ADR-0002 — Data integrity finding & honest-modelling strategy¶
- Status: Accepted
- Date: 2026-06-03
- Author: Maxime GOURGUECHON
- Supersedes: —
- Related: ADR-0001,
reports/data_integrity_report.md
Context¶
Before committing to a modelling approach, I ran a formal data-integrity analysis
(bmw_sales.data.validation). It produced three reproducible findings:
- Structurally pristine — 50,000 rows, 0 nulls, 0 duplicates.
- No predictive signal — every feature is statistically independent of the targets:
- Max absolute off-diagonal Pearson correlation = 0.0087.
- One-way ANOVA of
Sales_Volumeacross each categorical: all p > 0.4 (Model 0.87, Region 0.50, Color 0.42, Fuel 0.73, Transmission 0.74). - Max mutual information across all features = 0.0042 nats (captures non-linear dependence too → none exists).
- Mean
Price_USDis flat across models (74.4k–75.6k), which is economically impossible for a real luxury line-up → confirms a synthetic, uniform DGP. - Target leakage —
Sales_Classification = High ⟺ Sales_Volume ≥ 7000, with zero class overlap. The label is a deterministic threshold on the regression target.
Decision¶
Adopt an honest-modelling strategy with three pillars:
- Report honest baselines. We build the full ML/DL/econometric pipeline and report real metrics, expecting R² ≈ 0 (regression) and ROC-AUC ≈ 0.5 (leakage-free classification). We do not tune toward, or cherry-pick, spurious gains.

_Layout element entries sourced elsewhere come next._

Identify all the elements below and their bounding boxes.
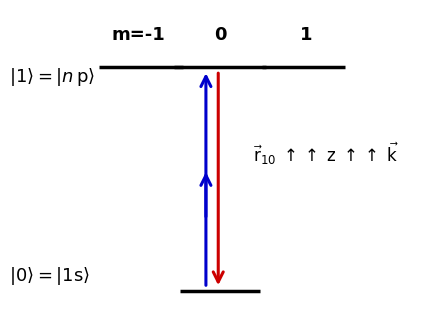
Text: $\vec{\mathrm{r}}_{10}$ $\uparrow\uparrow$ z $\uparrow\uparrow$ $\vec{\mathrm{k}: $\vec{\mathrm{r}}_{10}$ $\uparrow\uparro…: [253, 141, 399, 168]
Text: $|0\rangle=|1\mathrm{s}\rangle$: $|0\rangle=|1\mathrm{s}\rangle$: [9, 265, 90, 287]
Text: $|1\rangle=|n\,\mathrm{p}\rangle$: $|1\rangle=|n\,\mathrm{p}\rangle$: [9, 66, 95, 88]
Text: m=-1: m=-1: [112, 26, 165, 44]
Text: 0: 0: [214, 26, 226, 44]
Text: 1: 1: [300, 26, 312, 44]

- Demonstrate the leakage explicitly. We include
Sales_Volumein one classification run to show the trivial ~100% accuracy, then exclude it as the correct, leakage-free setup — turning the flaw into a teaching artefact. - Deliver business value through a labelled Scenario Simulator. Because the data cannot support forecasting, decision value comes from an explicit simulation grounded in (a) price elasticities from the automotive economics literature and (b) real macro/fuel/FX/CO₂ data pulled from external APIs. It is clearly labelled as a what-if decision-support tool, never presented as a fit to the historical data.
Alternatives considered¶
- Inflate metrics / overfit — rejected: dishonest, and trivially detectable by any senior reviewer (the held-out R² collapses).
- Silently re-synthesise a signal into the target — rejected: would mislead; only acceptable if explicitly labelled (which is exactly what the Simulator is).

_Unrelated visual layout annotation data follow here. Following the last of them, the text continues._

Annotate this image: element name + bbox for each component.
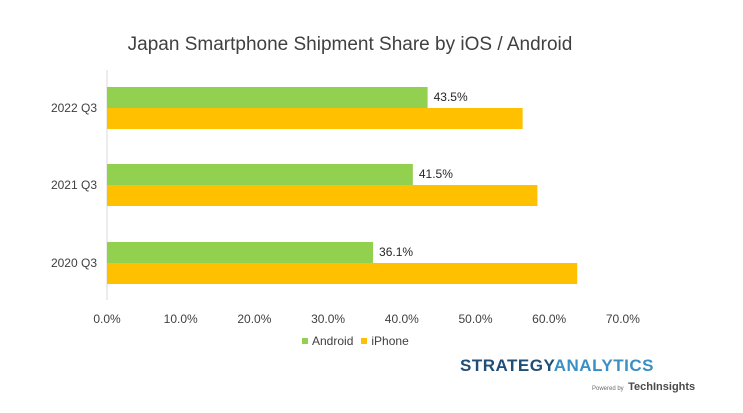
category-label-2022-q3: 2022 Q3 — [51, 101, 97, 115]
legend-item-iphone[interactable]: iPhone — [361, 334, 409, 348]
x-tick-label-0: 0.0% — [93, 312, 121, 326]
legend-label-android: Android — [312, 334, 354, 348]
legend-label-iphone: iPhone — [371, 334, 409, 348]
logo-company: TechInsights — [628, 381, 696, 393]
category-label-2020-q3: 2020 Q3 — [51, 256, 97, 270]
legend-item-android[interactable]: Android — [302, 334, 353, 348]
legend: Android iPhone — [302, 334, 409, 348]
strategy-analytics-logo: STRATEGYANALYTICS Powered by TechInsight… — [460, 356, 700, 393]
logo-brand: STRATEGYANALYTICS — [460, 356, 700, 376]
x-tick-label-4: 40.0% — [385, 312, 419, 326]
legend-swatch-iphone — [361, 338, 368, 344]
bar-iphone-2022-q3 — [107, 108, 523, 129]
bar-android-2020-q3 — [107, 242, 374, 263]
x-tick-label-1: 10.0% — [164, 312, 198, 326]
data-label-android-2020-q3: 36.1% — [379, 245, 413, 259]
chart-title: Japan Smartphone Shipment Share by iOS /… — [127, 34, 573, 55]
x-tick-label-7: 70.0% — [606, 312, 640, 326]
bar-iphone-2020-q3 — [107, 263, 578, 284]
bar-iphone-2021-q3 — [107, 185, 538, 206]
x-tick-label-3: 30.0% — [311, 312, 345, 326]
x-tick-label-5: 50.0% — [458, 312, 492, 326]
logo-brand-part1: STRATEGY — [460, 356, 554, 375]
data-label-android-2021-q3: 41.5% — [419, 167, 453, 181]
x-tick-label-2: 20.0% — [237, 312, 271, 326]
category-label-2021-q3: 2021 Q3 — [51, 178, 97, 192]
legend-swatch-android — [302, 338, 308, 344]
logo-brand-part2: ANALYTICS — [553, 356, 654, 375]
logo-powered-by: Powered by TechInsights — [592, 377, 695, 395]
bar-android-2022-q3 — [107, 87, 428, 108]
logo-powered-text: Powered by — [592, 386, 624, 392]
data-label-android-2022-q3: 43.5% — [434, 90, 468, 104]
x-tick-label-6: 60.0% — [532, 312, 566, 326]
bar-android-2021-q3 — [107, 164, 413, 185]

- Abandon predictive modelling — rejected: the pipeline itself is the portfolio artefact (engineering, MLOps, testing), independent of dataset signal.
Consequences¶
- + The deliverable showcases senior judgement: detecting, proving and communicating a data problem most pipelines would mask.
- + Reproducible: the report regenerates from raw data via
make eda. - − Headline predictive metrics are intentionally unimpressive; mitigated by framing and the Scenario Simulator. This trade-off is the whole point.